Meet Maureen LaFemina
Master Teacher of Mathematics
B.S. Mathematics & Masters in Eduation M.Ed, from the University of California
She has taught high school math for 6 years, first in Los Angelis and then for the Boston Public Schools.
Focuses as a classroom teacher:
Students building critical thinking skills through higher-order questioning, cooperative learning and classroom investigations.
Role at CSU:
She is a Master Teacher and currently teaches the Step 1 course.
Quote to live by:
"Some men look at things the way they are and ask, "Why?" I look at what could be and ask, "Why not?".
What is your favorite aspect of being a teacher: :
The “ah ha” moment. That is the moment when a student has been working hard to understand and apply a concept and then…it clicks. It usually occurs after a series of questioning and some frustration on the part of the student. No matter how big or small the concept may be in the long run and no matter how obvious or subtle an individual students’ “ah ha” moment is, it’s a big deal.
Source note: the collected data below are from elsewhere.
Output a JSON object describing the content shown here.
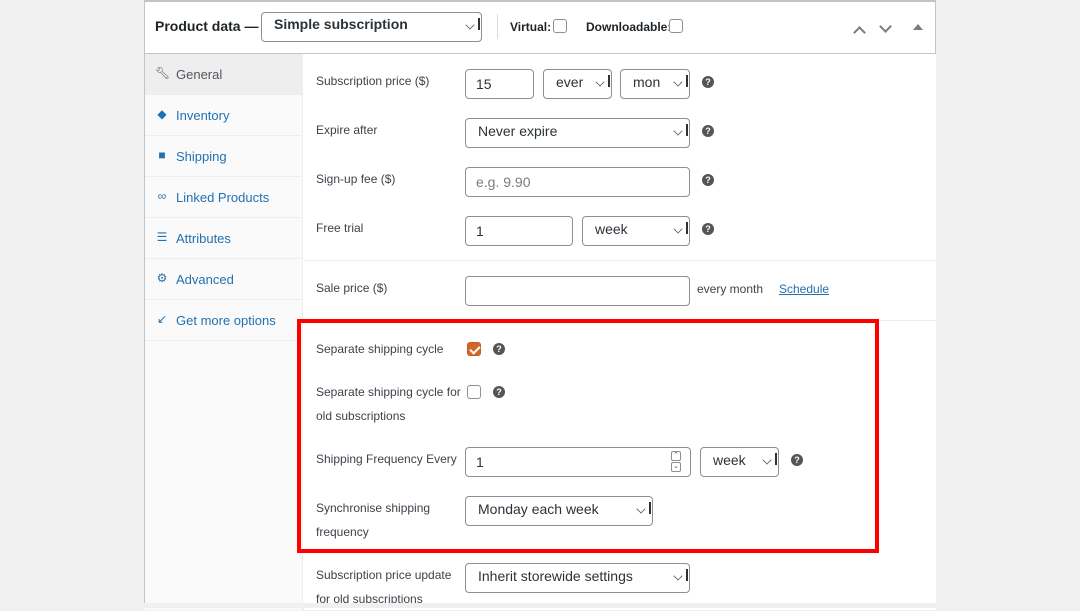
{
  "header": {
    "title": "Product data —",
    "product_type": "Simple subscription",
    "virtual_label": "Virtual:",
    "virtual_checked": false,
    "downloadable_label": "Downloadable:",
    "downloadable_checked": false,
    "icons": [
      "chevron-up-icon",
      "chevron-down-icon",
      "collapse-triangle-icon"
    ]
  },
  "sidebar": {
    "items": [
      {
        "label": "General",
        "icon": "wrench-icon",
        "active": true
      },
      {
        "label": "Inventory",
        "icon": "tag-icon",
        "active": false
      },
      {
        "label": "Shipping",
        "icon": "truck-icon",
        "active": false
      },
      {
        "label": "Linked Products",
        "icon": "link-icon",
        "active": false
      },
      {
        "label": "Attributes",
        "icon": "list-icon",
        "active": false
      },
      {
        "label": "Advanced",
        "icon": "gear-icon",
        "active": false
      },
      {
        "label": "Get more options",
        "icon": "plugin-icon",
        "active": false
      }
    ]
  },
  "general": {
    "subscription_price": {
      "label": "Subscription price ($)",
      "value": "15",
      "interval": "ever",
      "period": "mon"
    },
    "expire_after": {
      "label": "Expire after",
      "value": "Never expire"
    },
    "signup_fee": {
      "label": "Sign-up fee ($)",
      "placeholder": "e.g. 9.90",
      "value": ""
    },
    "free_trial": {
      "label": "Free trial",
      "value": "1",
      "period": "week"
    },
    "sale_price": {
      "label": "Sale price ($)",
      "value": "",
      "suffix": "every month",
      "schedule_link": "Schedule"
    },
    "separate_shipping_cycle": {
      "label": "Separate shipping cycle",
      "checked": true
    },
    "separate_shipping_old": {
      "label_line1": "Separate shipping cycle for",
      "label_line2": "old subscriptions",
      "checked": false
    },
    "shipping_frequency": {
      "label": "Shipping Frequency Every",
      "value": "1",
      "period": "week"
    },
    "sync_shipping": {
      "label_line1": "Synchronise shipping",
      "label_line2": "frequency",
      "value": "Monday each week"
    },
    "price_update_old": {
      "label_line1": "Subscription price update",
      "label_line2": "for old subscriptions",
      "value": "Inherit storewide settings"
    }
  },
  "help_glyph": "?",
  "colors": {
    "accent": "#2271b1",
    "checkbox_checked": "#d4662b",
    "highlight": "#ff0000"
  }
}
It means our students are engaged and learning. Being a witness to moments of achievement and a facilitator of learning has been my own “ah ha” moment.
"If I could reform education it would start with...." :
…what students are taught and how they are taught. To do that, we need passionate, creative teachers with strong content knowledge. -- I am excited to be part of the CSUTeach team, working to make changes in education by how we train new teachers. I believe that by focusing on STEM education [as we] bring our students into the 21st century, we are headed in the right direction to improve student outcomes!
Students tend to have apprehension or negative views towards math and science. How do you think you can alleviate this? :
I think it is crucial for teachers to learn early on about the previous classroom experiences of each student. If a student struggled previously in their math class, they’re going to start off doubtful of their ability and the possibility for success. I believe a teacher’s awareness of a student’s academic, familial and social circumstances are the first defenses against disengagement...
What's the best advice someone ever gave to you? :
...The hackneyed advice “don’t smile until Christmas” has resonated with me, mainly because when I first started, I believed it. The students do not want a stoic teacher, but one who loves what they are doing, someone who is comfortable in the classroom and can communicate effectively with young minds. I have found, instead, that the best tool for engagement and classroom management, is to start off not pretending to be somebody you are not. Be consistent with expectations but show joy and excitement for student achievement. Be genuine!
Final thoughts: When I was 18 years old I knew two things about myself: I loved mathematics and I loved teaching others. Given the opportunity to explore teaching early in college, I felt prepared to enter the classroom. Since that time I have come to understand teaching as much more than a profession, but a way of life and I am excited to be part of the process for a new generation of teachers.